Kenapa Gelombang Kudeta di Afrika Barat Sulitkan Uni Eropa?
5 September 2023Syahdan, serangkaian kudeta di Afrika mendominasi agenda pertemuan menteri luar negeri dan pertahanan Uni Eropa di Spanyol pada pekan lalu. Rubuhnya supremasi sipil di Niger dan Gabon dianggap sebagai indikasi melemahnya pengaruh UE di wilayah Sub Sahara.
"Sudah jelas, bahwa kudeta di Niger membuka era ketidakstabilan baru di kawasan yang sudah sangat rentan,” kata Komisaris Luar Negeri UE, Josep Borell, di sela-sela pertemuan.
UE mendapati diri meniti dua konflik yang berbeda. Gabon, kata menteri luar negeri Spanyol, dipimpin oleh kakak beradik selama lebih dari 50 tahun dan didera tuduhan kejanggalan dalam pemilu teranyar.
Sebaliknya di Niger, yang merupakan sekutu dekat UE, kudeta justru dianggap mengancam kelangsungan kerja sama keamanan untuk menanggulangi ancaman kaum ekstremis.
KTT di Toledo itu menawarkan "kesempatan bagi kami untuk mengkaji ulang kebijakan Uni Eropa di Afrika,” kata Borell. UE antara lain sepakat membentuk kerangka hukum untuk memberi sanksi bagi pihak yang terlibat dalam kudeta di Niger, serupa langkah Masyarakat Ekonomi Afrika Barat (ECOWAS).
Ketegangan enggan mereda di Niger
ECOWAS bahkan mempertimbangkan intervensi militer jika pemimpin kudeta Niger tidak segera memulihkan konstitusi.

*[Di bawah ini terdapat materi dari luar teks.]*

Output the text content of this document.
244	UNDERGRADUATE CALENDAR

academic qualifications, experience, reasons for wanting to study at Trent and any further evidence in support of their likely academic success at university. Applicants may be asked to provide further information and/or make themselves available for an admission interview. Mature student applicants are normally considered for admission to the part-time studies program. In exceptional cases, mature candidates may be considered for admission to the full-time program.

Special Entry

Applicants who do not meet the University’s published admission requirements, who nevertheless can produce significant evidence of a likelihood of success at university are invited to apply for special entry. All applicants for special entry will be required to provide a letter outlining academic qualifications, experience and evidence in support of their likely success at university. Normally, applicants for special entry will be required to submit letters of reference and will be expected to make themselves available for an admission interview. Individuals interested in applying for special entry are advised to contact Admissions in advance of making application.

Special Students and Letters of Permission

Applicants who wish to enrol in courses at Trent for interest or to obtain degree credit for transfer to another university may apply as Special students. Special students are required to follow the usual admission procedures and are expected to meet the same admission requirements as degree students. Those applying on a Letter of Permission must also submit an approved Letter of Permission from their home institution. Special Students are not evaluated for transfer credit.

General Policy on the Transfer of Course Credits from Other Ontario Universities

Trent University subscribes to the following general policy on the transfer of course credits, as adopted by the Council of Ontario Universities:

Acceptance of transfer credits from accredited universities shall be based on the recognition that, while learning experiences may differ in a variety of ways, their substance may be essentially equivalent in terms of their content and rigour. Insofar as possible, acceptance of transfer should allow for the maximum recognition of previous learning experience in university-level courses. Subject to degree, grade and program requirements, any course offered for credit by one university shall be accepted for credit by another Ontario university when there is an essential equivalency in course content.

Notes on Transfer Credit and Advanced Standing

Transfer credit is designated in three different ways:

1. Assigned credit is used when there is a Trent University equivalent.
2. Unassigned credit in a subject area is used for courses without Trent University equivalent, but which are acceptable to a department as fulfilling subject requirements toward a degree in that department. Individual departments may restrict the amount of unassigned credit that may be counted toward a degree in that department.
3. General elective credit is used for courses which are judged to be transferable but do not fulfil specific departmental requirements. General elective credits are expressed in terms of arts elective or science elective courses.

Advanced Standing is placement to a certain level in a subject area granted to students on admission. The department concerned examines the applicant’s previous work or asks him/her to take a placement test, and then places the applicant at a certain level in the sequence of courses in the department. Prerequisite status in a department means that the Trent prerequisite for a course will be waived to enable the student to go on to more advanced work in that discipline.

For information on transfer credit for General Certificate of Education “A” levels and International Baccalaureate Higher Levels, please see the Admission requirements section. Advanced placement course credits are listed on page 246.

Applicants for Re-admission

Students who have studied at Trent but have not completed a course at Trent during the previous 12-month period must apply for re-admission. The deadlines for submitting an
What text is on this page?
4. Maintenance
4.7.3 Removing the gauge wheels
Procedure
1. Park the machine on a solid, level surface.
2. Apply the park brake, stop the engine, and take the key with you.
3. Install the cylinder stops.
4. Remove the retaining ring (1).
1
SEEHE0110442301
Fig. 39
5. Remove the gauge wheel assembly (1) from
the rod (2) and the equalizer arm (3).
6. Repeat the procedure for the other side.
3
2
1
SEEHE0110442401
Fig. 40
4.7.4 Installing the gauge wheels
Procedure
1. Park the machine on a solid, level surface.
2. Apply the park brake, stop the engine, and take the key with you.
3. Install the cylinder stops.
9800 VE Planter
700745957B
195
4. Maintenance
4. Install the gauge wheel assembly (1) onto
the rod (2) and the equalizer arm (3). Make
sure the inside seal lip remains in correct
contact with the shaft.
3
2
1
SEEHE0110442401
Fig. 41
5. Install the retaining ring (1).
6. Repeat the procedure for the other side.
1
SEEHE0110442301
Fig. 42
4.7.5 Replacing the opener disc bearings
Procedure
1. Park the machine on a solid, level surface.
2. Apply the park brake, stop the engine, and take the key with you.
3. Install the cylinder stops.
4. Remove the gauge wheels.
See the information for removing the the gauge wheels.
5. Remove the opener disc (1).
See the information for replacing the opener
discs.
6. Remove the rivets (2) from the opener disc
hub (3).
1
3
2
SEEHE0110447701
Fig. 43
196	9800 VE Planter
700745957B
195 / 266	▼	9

Delegasi ECOWAS dan Menlu Niger, Bakary Yaou Sangare, juga diundang ke pertemuan di Spanyol.
Ketika ditanya apakah UE akan mendukung langkah ECOWAS, Borell mengatakan pihaknya harus menunggu proposal yang diajukan kelompok beranggotakan 15 negara tersebut.
"Solusi dari Afrika untuk masalah di Afrika,” kata dia. "Kami saat ini hanya mendengarkan.”
Namun begitu, Menlu Italia, Antonio Tajani, lebih dulu membuat desakan agar ECOWAS mendahulukan dialog. "Posisi kami adalah solusi diplomatik, bukan aksi militer terhadap Niger,” kata dia.
Evaluasi tanpa jawaban
Sejak 2020, Afrika Barat mengalami gelombang kudeta yang diawali di Burkina Faso, Guinea dan Mali. UE memprediksi akan ada lonjakan sentimen anti-Prancis di negara bekas jajahannya tersebut.
Pada saat yang sama, Rusia turut berekspansi secara militer di Mali, Burkina Faso dan Republik Afrika Tengah. "Rusia tidak mendalangi kudeta di Niger. Tapi mereka akan memanfaatkan situasinya, ketidakstabilan inim untuk kolonisasi baru,” kata Tajani.
"Cina akan berbuat serupa, tapi Rusia saat ini lebih berbahaya karena keberadaan Grup Wagner,” imbuhnya merujuk pada kelompok tentara bayaran yang disetir pemerintah di Moskow itu.
Salah satu perkara yang turut dibahas adalah keberadaan militer Prancis di Niger. Belum lama ini, Paris pun sudah harus menarik pasukannya di Mali setelah memburuknya relasi diplomatik. Namun di Niger pemerintah bersikeras untuk bertahan, meski telah diminta hengkang oleh kelompok kudeta.
Bertahan mungkin bukan hal bijak, kata Martin Ronceray dari Pusat Pengembangan Manajemen Kebijakan Eropa di Brussels.
"Ada banyak desakan agar Prancis menarik diri sepenuhnya dari semua kepentingannya di Afrika demi meminimalisir kerugian. Dalam kasus Niger, mereka mungkin ada benarnya,” kata Ronceray.